OPEC is a bunch of hyenas!

Anonymous said...

You don't know what extortion is until you've worked with the Arabs.

chapchai said...

How do you oracles rate the ringgit in the current situation?

Hantu Laut said...

I have done substantial business with them before.

Hantu Laut said...

The ringgit is weakening against the US$ and may weaken to around RM4.00 level in the near future.

The global financial melt down and recession had created demand for the US$ as more money moving to the US$ as a safe currency.

Mat Salo said...


Read your last few posts with interest, and should I say, also with trepidation. due to my direct involvement as an oilman.

Conventional wisdom amongst us blue collar types is the price of oil should not dip below USD 50/bbl too much since it would mean lay-offs in the oil services sector. I was lucky not to be laid-off the last time it happened during the '99 Asian meltdown where it hit rock bottom at US13/bbl. But my colleagues were not so lucky as some of the less experienced, or older ones was put on the block. I had a pay cut off course at but at least I had work. I was simply fortunate to be locked in a long-term development drilling program in Vietnam at the time.
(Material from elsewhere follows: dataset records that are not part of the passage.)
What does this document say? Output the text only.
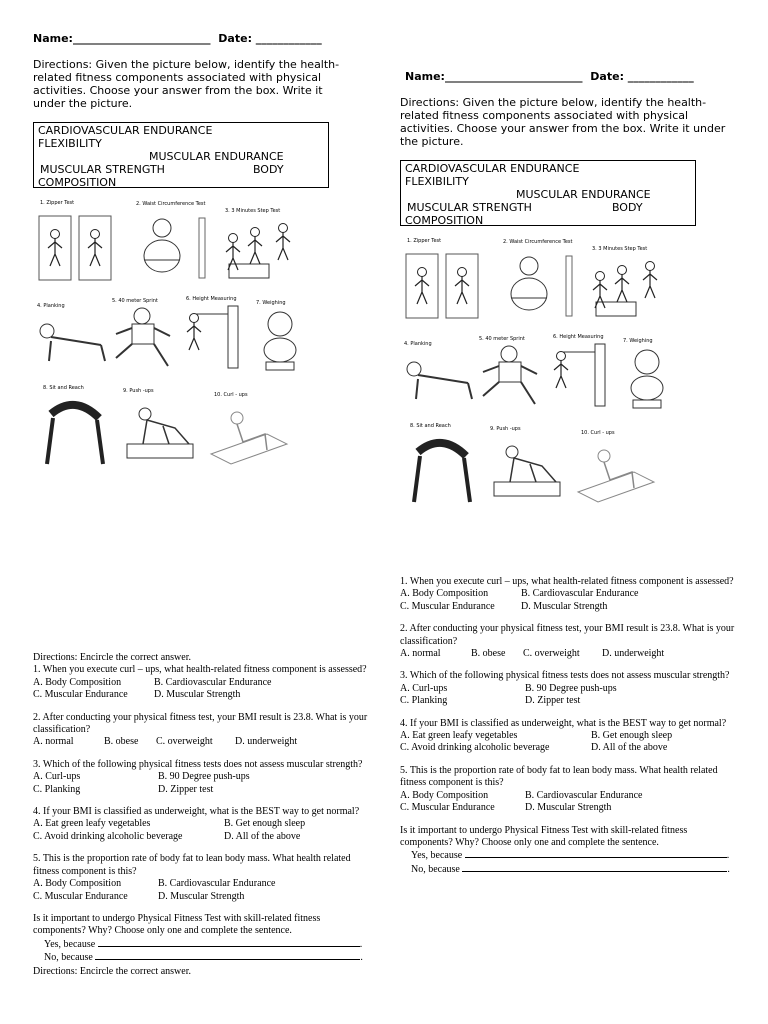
Name:_________________________ Date: ____________
Directions: Given the picture below, identify the health-related fitness components associated with physical activities. Choose your answer from the box. Write it under the picture.
CARDIOVASCULAR ENDURANCE
FLEXIBILITY
MUSCULAR ENDURANCE
MUSCULAR STRENGTH	BODY
COMPOSITION
1. Zipper Test	2. Waist Circumference Test
3. 3 Minutes Step Test
4. Planking
5. 40 meter Sprint	6. Height Measuring
7. Weighing
8. Sit and Reach	9. Push -ups
10. Curl - ups
Directions: Encircle the correct answer.
1. When you execute curl – ups, what health-related fitness component is assessed?
A. Body Composition	B. Cardiovascular Endurance
C. Muscular Endurance	D. Muscular Strength
2. After conducting your physical fitness test, your BMI result is 23.8. What is your classification?
A. normal	B. obese	C. overweight	D. underweight
3. Which of the following physical fitness tests does not assess muscular strength?
A. Curl-ups	B. 90 Degree push-ups
C. Planking	D. Zipper test
4. If your BMI is classified as underweight, what is the BEST way to get normal?
A. Eat green leafy vegetables	B. Get enough sleep
C. Avoid drinking alcoholic beverage	D. All of the above
5. This is the proportion rate of body fat to lean body mass. What health related fitness component is this?
A. Body Composition	B. Cardiovascular Endurance
C. Muscular Endurance	D. Muscular Strength
Is it important to undergo Physical Fitness Test with skill-related fitness components? Why? Choose only one and complete the sentence.
Yes, because	.
No, because	.
Directions: Encircle the correct answer.
Name:_________________________ Date: ____________
Directions: Given the picture below, identify the health-related fitness components associated with physical activities. Choose your answer from the box. Write it under the picture.
CARDIOVASCULAR ENDURANCE
FLEXIBILITY
MUSCULAR ENDURANCE
MUSCULAR STRENGTH	BODY
COMPOSITION
1. Zipper Test	2. Waist Circumference Test
3. 3 Minutes Step Test
4. Planking
5. 40 meter Sprint	6. Height Measuring
7. Weighing
8. Sit and Reach	9. Push -ups
10. Curl - ups
1. When you execute curl – ups, what health-related fitness component is assessed?
A. Body Composition	B. Cardiovascular Endurance
C. Muscular Endurance	D. Muscular Strength
2. After conducting your physical fitness test, your BMI result is 23.8. What is your classification?
A. normal	B. obese	C. overweight	D. underweight
3. Which of the following physical fitness tests does not assess muscular strength?
A. Curl-ups	B. 90 Degree push-ups
C. Planking	D. Zipper test
4. If your BMI is classified as underweight, what is the BEST way to get normal?
A. Eat green leafy vegetables	B. Get enough sleep
C. Avoid drinking alcoholic beverage	D. All of the above
5. This is the proportion rate of body fat to lean body mass. What health related fitness component is this?
A. Body Composition	B. Cardiovascular Endurance
C. Muscular Endurance	D. Muscular Strength
Is it important to undergo Physical Fitness Test with skill-related fitness components? Why? Choose only one and complete the sentence.
Yes, because	.
No, because	.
You're right, of course, GK. I've been in this line for two decades and the giants I drilled for like XOM, Shell etc were making profits even when the price of oil were hovering in the low teens. What more now. Granted, costs has also gone up - like my salary for instance, unadjusted for inflation, has gone up five-fold in the last 15 years or so. It's no surprise then XOM is the LARGEST company on the face of this earth - of any type - bar none.

I think the USD 50 - 70 US/bbl should be an ideal price. Anything more would jeopardize Big Oil hegemony and their interests. And mine too. Great analysis, G-K, but personally I hope it won't dip below 50. But the jitters in the financial sectors would probably inadvertently drag it down as you pointed out. Only after the outcome of Nov. 4 - or realistically only after the inauguration next January- is when I believe the prices would be stabilized as markets look for directions from the new King of The Oval Office.